Украденное было однообразно – все зонтики да сумки, в сумках одинаковая польская помада,– эти трофеи, если не трогать и не тратить денег (деньги девочка никогда не трогала, считая это настоящим воровством), не могли составить обиход одного человека и подразумевали множество людей: собранные вместе, они бы буквально кричали об их отсутствии. Украденное не соединялось в семейство вещей, какое обычно образуется при одном хозяине и обладает традиционными видами родства (этажерки с книгами, стульев со столом): девочка не могла их ни к чему присоединить, потому что не имела ничего своего в материнской заставленной квартире, где даже солнечные квадраты по утрам ни на чем не могли улечься полностью и соскальзывали как нечто ненужное, разбросанное просто так. В этой квартире, где изображения преобладали над предметами, требуя непомерно много реального места, у девочки не было даже ящика или гвоздя, чтобы положить или повесить добычу. Ее собственность, умножаясь, должна была бы научиться плавать в воздухе – или ее пришлось бы все время держать в руках, и тогда девочка сделалась бы похожа на бродяжку вроде той, в искалеченных очках с толстенными линзами и в тренировочном трико, что иногда ходила побираться по подъездам. Исшорканные узлы, увязанные веревками в какие-то сложные поклажи (один, плаксиво закряхтев, вдруг оказывался ребенком, но тотчас замолкал), путали девочку больше, чем настырные жалобы бродяжки или ее глаза, похожие за резкой оптикой на инфузорий, моргающих ресничками в своем простейшем киселе. В этих узлах девочка угадывала бродяжкин дом, подвергнутый тому уменьшению смерти, о котором Катерина Ивановна грезила на горячем от солнца кладбище, собирая толстые короткие цветы, еще пришитые, как пуговки, к земле, – и если бы девочка соорудила себе такой же сумчатый хомут, ей пришлось бы на нем и есть, и ночевать, она не смогла бы уже свалить эту мертвую ношу и расположиться в маминой квартире, которая порою выглядела так, будто в ней живет всего один человек.

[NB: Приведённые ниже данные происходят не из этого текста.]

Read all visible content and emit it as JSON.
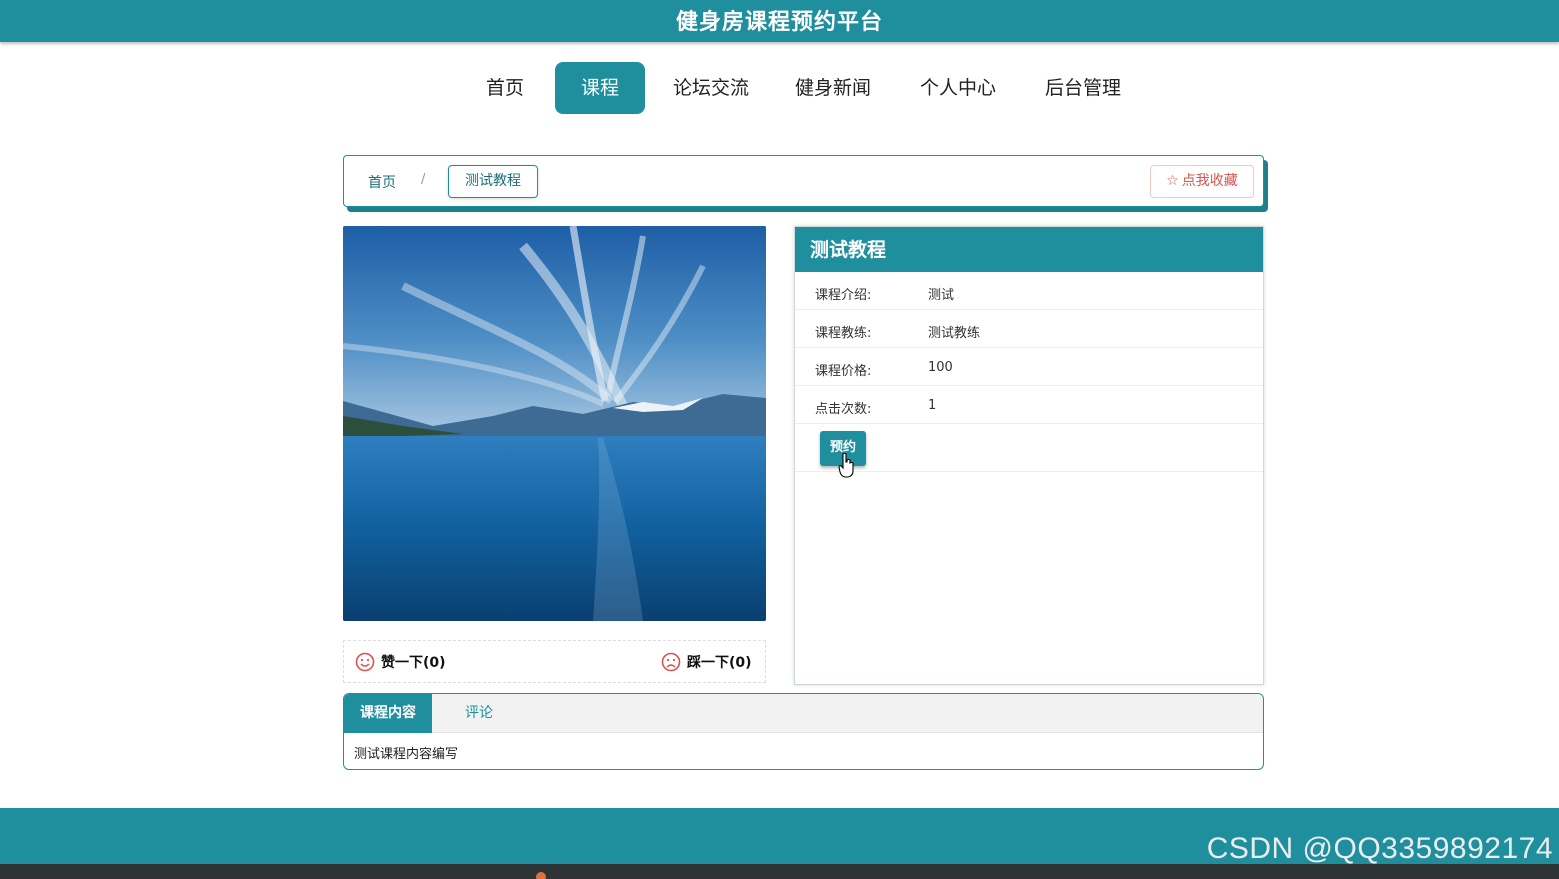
{
  "header": {
    "title": "健身房课程预约平台"
  },
  "nav": {
    "items": [
      {
        "label": "首页"
      },
      {
        "label": "课程"
      },
      {
        "label": "论坛交流"
      },
      {
        "label": "健身新闻"
      },
      {
        "label": "个人中心"
      },
      {
        "label": "后台管理"
      }
    ],
    "active": "课程"
  },
  "breadcrumb": {
    "home": "首页",
    "separator": "/",
    "current": "测试教程"
  },
  "favorite": {
    "star": "☆",
    "label": "点我收藏"
  },
  "votes": {
    "like": "赞一下(0)",
    "dislike": "踩一下(0)"
  },
  "course": {
    "title": "测试教程",
    "fields": [
      {
        "label": "课程介绍:",
        "value": "测试"
      },
      {
        "label": "课程教练:",
        "value": "测试教练"
      },
      {
        "label": "课程价格:",
        "value": "100"
      },
      {
        "label": "点击次数:",
        "value": "1"
      }
    ],
    "book_label": "预约"
  },
  "tabs": {
    "items": [
      {
        "label": "课程内容"
      },
      {
        "label": "评论"
      }
    ],
    "content": "测试课程内容编写"
  },
  "watermark": "CSDN @QQ3359892174",
  "colors": {
    "accent": "#1f8f9e",
    "danger": "#d9534f"
  },
  "icons": {
    "like": "smile-icon",
    "dislike": "frown-icon",
    "favorite": "star-icon",
    "cursor": "hand-cursor-icon"
  }
}
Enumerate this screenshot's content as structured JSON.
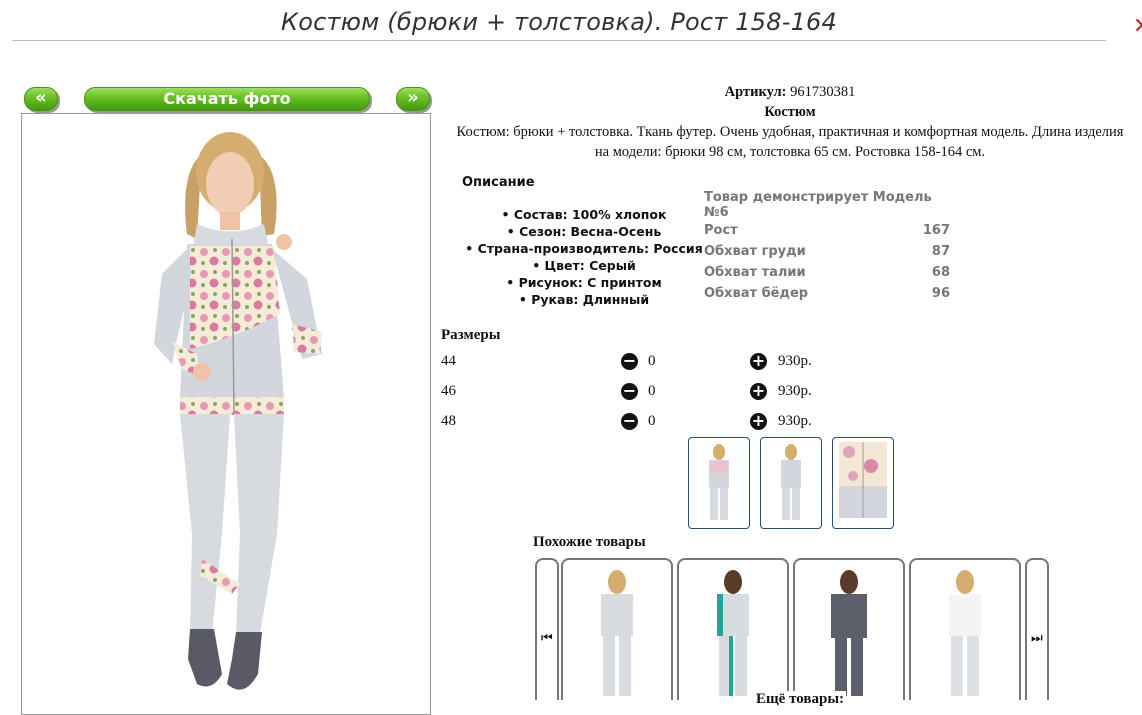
{
  "header": {
    "title": "Костюм (брюки + толстовка). Рост 158-164"
  },
  "photo_nav": {
    "prev_label": "«",
    "download_label": "Скачать фото",
    "next_label": "»"
  },
  "product": {
    "sku_label": "Артикул:",
    "sku": "961730381",
    "type": "Костюм",
    "summary": "Костюм: брюки + толстовка. Ткань футер. Очень удобная, практичная и комфортная модель. Длина изделия на модели: брюки 98 см, толстовка 65 см. Ростовка 158-164 см."
  },
  "description": {
    "heading": "Описание",
    "items": [
      "Состав: 100% хлопок",
      "Сезон: Весна-Осень",
      "Страна-производитель: Россия",
      "Цвет: Серый",
      "Рисунок: С принтом",
      "Рукав: Длинный"
    ]
  },
  "model": {
    "heading": "Товар демонстрирует Модель №6",
    "rows": [
      {
        "label": "Рост",
        "value": "167"
      },
      {
        "label": "Обхват груди",
        "value": "87"
      },
      {
        "label": "Обхват талии",
        "value": "68"
      },
      {
        "label": "Обхват бёдер",
        "value": "96"
      }
    ]
  },
  "sizes": {
    "heading": "Размеры",
    "rows": [
      {
        "size": "44",
        "qty": "0",
        "price": "930р."
      },
      {
        "size": "46",
        "qty": "0",
        "price": "930р."
      },
      {
        "size": "48",
        "qty": "0",
        "price": "930р."
      }
    ]
  },
  "similar": {
    "heading": "Похожие товары",
    "more_label": "Ещё товары:"
  },
  "icons": {
    "minus": "minus-circle-icon",
    "plus": "plus-circle-icon",
    "prev": "skip-prev-icon",
    "next": "skip-next-icon"
  }
}
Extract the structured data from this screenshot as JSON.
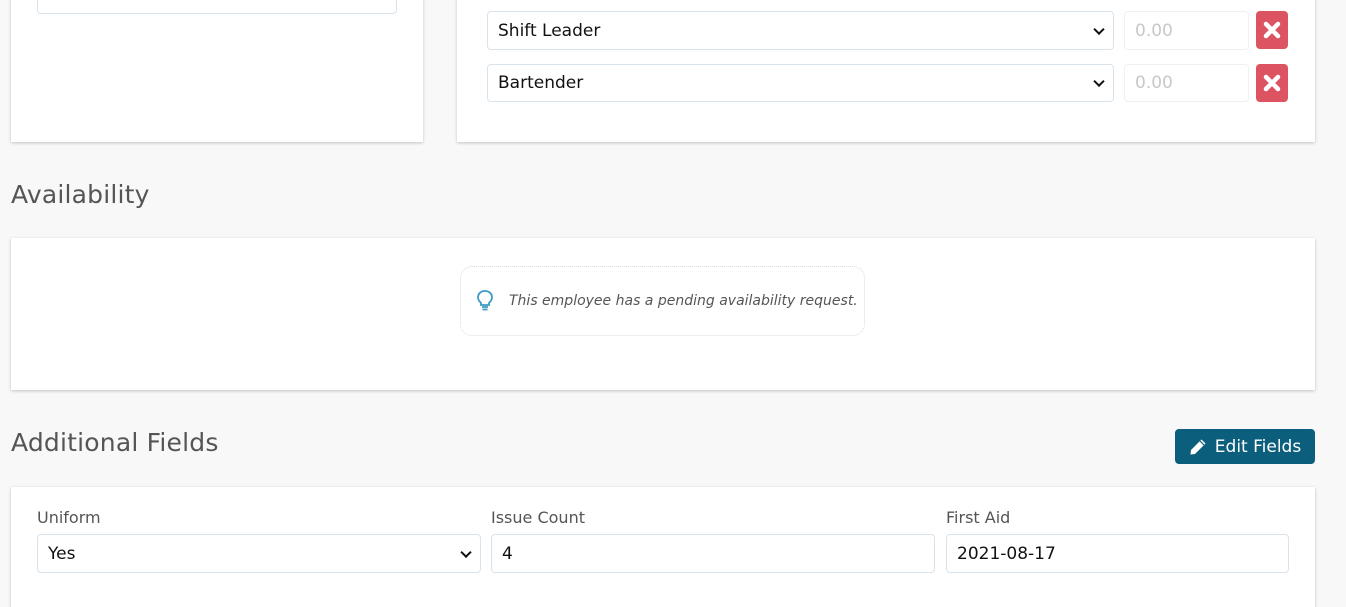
{
  "top_left_card": {
    "partial_input_value": ""
  },
  "positions": {
    "rows": [
      {
        "position": "Shift Leader",
        "rate_placeholder": "0.00",
        "remove_icon": "times-icon"
      },
      {
        "position": "Bartender",
        "rate_placeholder": "0.00",
        "remove_icon": "times-icon"
      }
    ]
  },
  "availability": {
    "title": "Availability",
    "notice_icon": "lightbulb-icon",
    "notice_text": "This employee has a pending availability request."
  },
  "additional_fields": {
    "title": "Additional Fields",
    "edit_button_label": "Edit Fields",
    "edit_button_icon": "pencil-icon",
    "fields": [
      {
        "label": "Uniform",
        "value": "Yes",
        "type": "select"
      },
      {
        "label": "Issue Count",
        "value": "4",
        "type": "text"
      },
      {
        "label": "First Aid",
        "value": "2021-08-17",
        "type": "text"
      }
    ]
  },
  "colors": {
    "danger": "#dc5462",
    "primary": "#0b5f7c",
    "info_icon": "#3d9bc4"
  }
}
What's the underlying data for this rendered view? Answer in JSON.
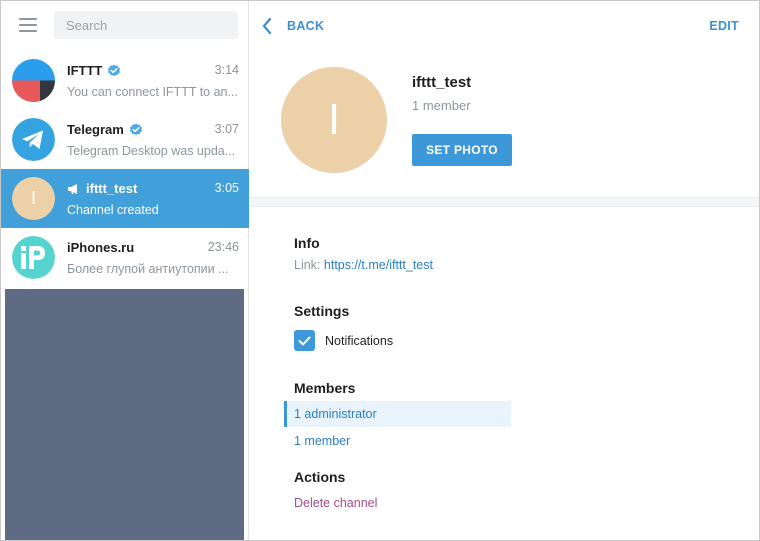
{
  "sidebar": {
    "search_placeholder": "Search",
    "chats": [
      {
        "title": "IFTTT",
        "time": "3:14",
        "preview": "You can connect IFTTT to an..."
      },
      {
        "title": "Telegram",
        "time": "3:07",
        "preview": "Telegram Desktop was upda..."
      },
      {
        "title": "ifttt_test",
        "time": "3:05",
        "preview": "Channel created",
        "avatar_letter": "I"
      },
      {
        "title": "iPhones.ru",
        "time": "23:46",
        "preview": "Более глупой антиутопии ..."
      }
    ]
  },
  "header": {
    "back_label": "BACK",
    "edit_label": "EDIT"
  },
  "profile": {
    "avatar_letter": "I",
    "name": "ifttt_test",
    "members": "1 member",
    "set_photo_label": "SET PHOTO"
  },
  "info": {
    "title": "Info",
    "link_prefix": "Link:",
    "link": "https://t.me/ifttt_test"
  },
  "settings": {
    "title": "Settings",
    "notifications_label": "Notifications"
  },
  "members_section": {
    "title": "Members",
    "administrators": "1 administrator",
    "members": "1 member"
  },
  "actions": {
    "title": "Actions",
    "delete_label": "Delete channel"
  },
  "colors": {
    "accent": "#419fd9",
    "link": "#2a7fc4",
    "avatar_beige": "#ecd0a8",
    "sidebar_empty": "#5f6b82",
    "delete": "#a94a8c"
  }
}
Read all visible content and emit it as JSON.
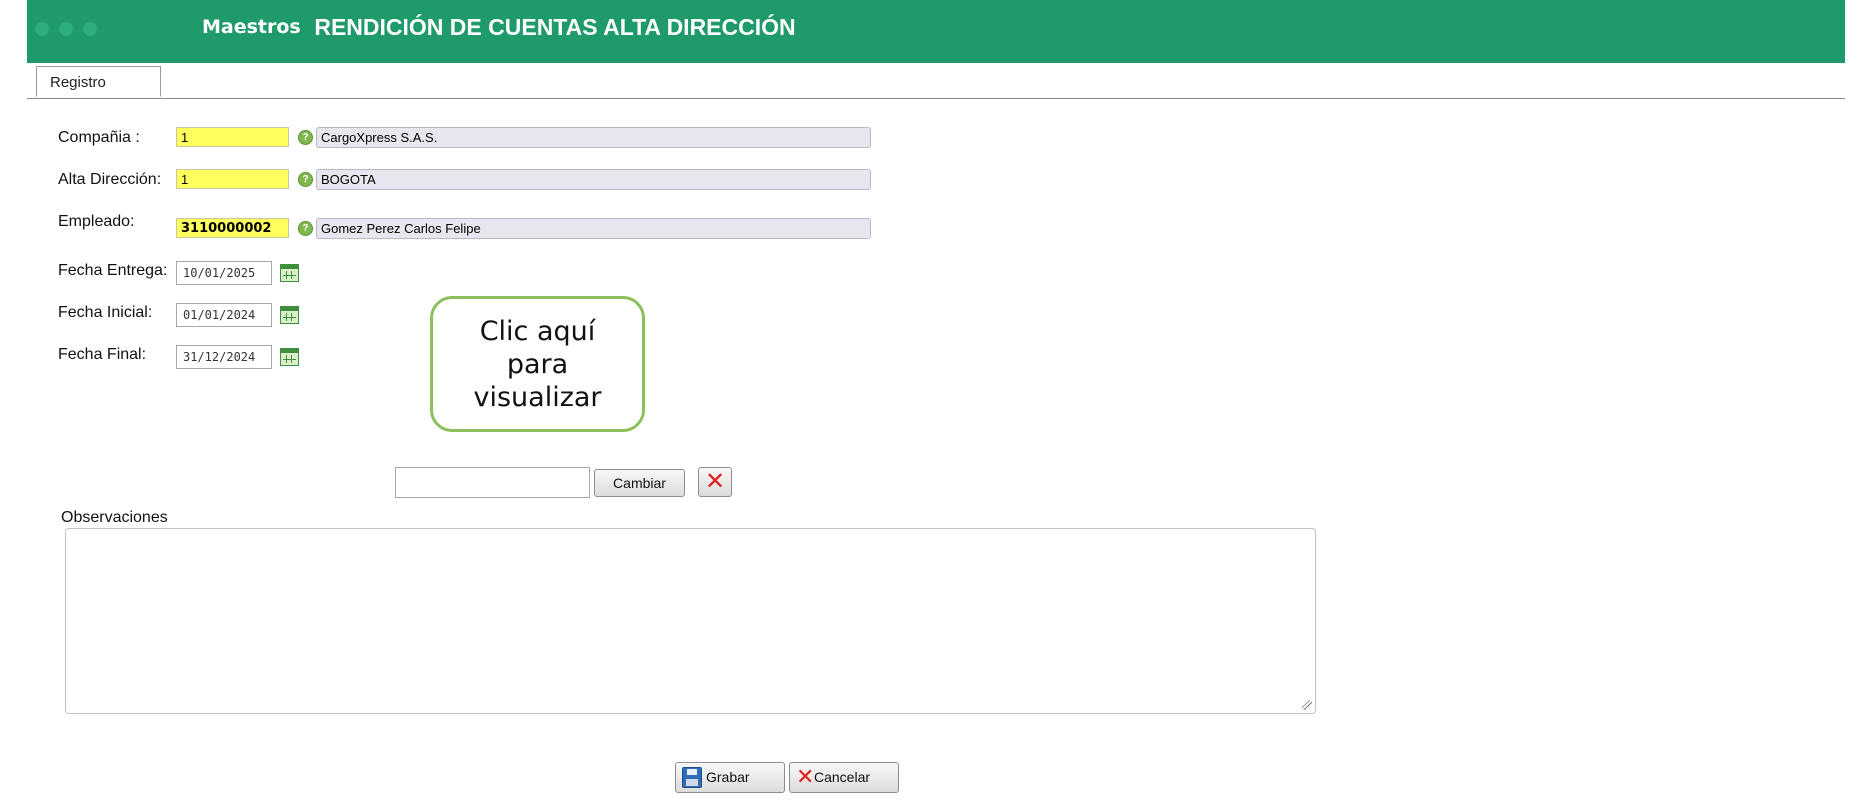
{
  "header": {
    "menu_label": "Maestros",
    "title": "RENDICIÓN DE CUENTAS ALTA DIRECCIÓN",
    "bg_color": "#1e9a6b"
  },
  "tabs": [
    {
      "label": "Registro",
      "active": true
    }
  ],
  "form": {
    "compania": {
      "label": "Compañia :",
      "code": "1",
      "description": "CargoXpress S.A.S."
    },
    "alta_direccion": {
      "label": "Alta Dirección:",
      "code": "1",
      "description": "BOGOTA"
    },
    "empleado": {
      "label": "Empleado:",
      "code": "3110000002",
      "description": "Gomez Perez Carlos Felipe"
    },
    "fecha_entrega": {
      "label": "Fecha Entrega:",
      "value": "10/01/2025"
    },
    "fecha_inicial": {
      "label": "Fecha Inicial:",
      "value": "01/01/2024"
    },
    "fecha_final": {
      "label": "Fecha Final:",
      "value": "31/12/2024"
    }
  },
  "callout": {
    "line1": "Clic aquí",
    "line2": "para",
    "line3": "visualizar"
  },
  "attachment": {
    "change_button_label": "Cambiar",
    "remove_icon": "close-icon"
  },
  "observaciones": {
    "label": "Observaciones",
    "value": ""
  },
  "actions": {
    "save_label": "Grabar",
    "cancel_label": "Cancelar"
  }
}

В общем, у девочки – пусть она ни разу не попалась и брала что хотела, будто заколдованная,– не выходило того магического действия, через которое ее простая жизнь сделалась бы похожа на жизни упоительных, таинственно-порочных незнакомок, и девочке было обидно при мысли, что они, потеряв какие-то вещи, думают о случившемся гораздо меньше, чем она, которой вещи не дались. Временами девочке казалось, будто и у нее есть своя загадочная роль, будто она – безымянная стихия, невидимое озеро или море, что ласково слизывает с берега разные занятные игрушки и, покачав, поиграв, выкладывает на другой, бочком в струящийся, густеющий песок, где их находят босоногие счастливцы. Однако только эти счастливцы и замечали девочку, когда она, болтая руками, устремлялась прочь от обманувшего ее добра. Они, осторожно косившиеся друг на дружку и все-таки смыкавшиеся настолько быстро, что девочка иногда не успевала убежать, были все такие обыкновенные, что втроем или вчетвером уже казались толпой и странно походили на мужчин. Может, именно одинаковость (покупной одежды, лиц, а главное – чувств) подхлестывала их и делала такими жадными: плечом протиснувшись в давку, шаря вполглаза и хватая друг дружку за руки, они присваивали чужие вещи, будто знаки отличия. Порою какая-нибудь одна, подородней и с уверенной повадкой, все загребала себе. Тогда остальные тут же бросались ей помогать, подбирали с земли упавшие тюбики, полураздавленные конфеты. Видимо, эти тетки принимали девочку за свою – такую же, как они, только пришедшую первой,– и тем уничтожали ее поступок, самый факт воровства. Получалось, девочка просто сочиняла своих незнакомок – со злостной целью походить на кого-то другого, только не на собственную мать.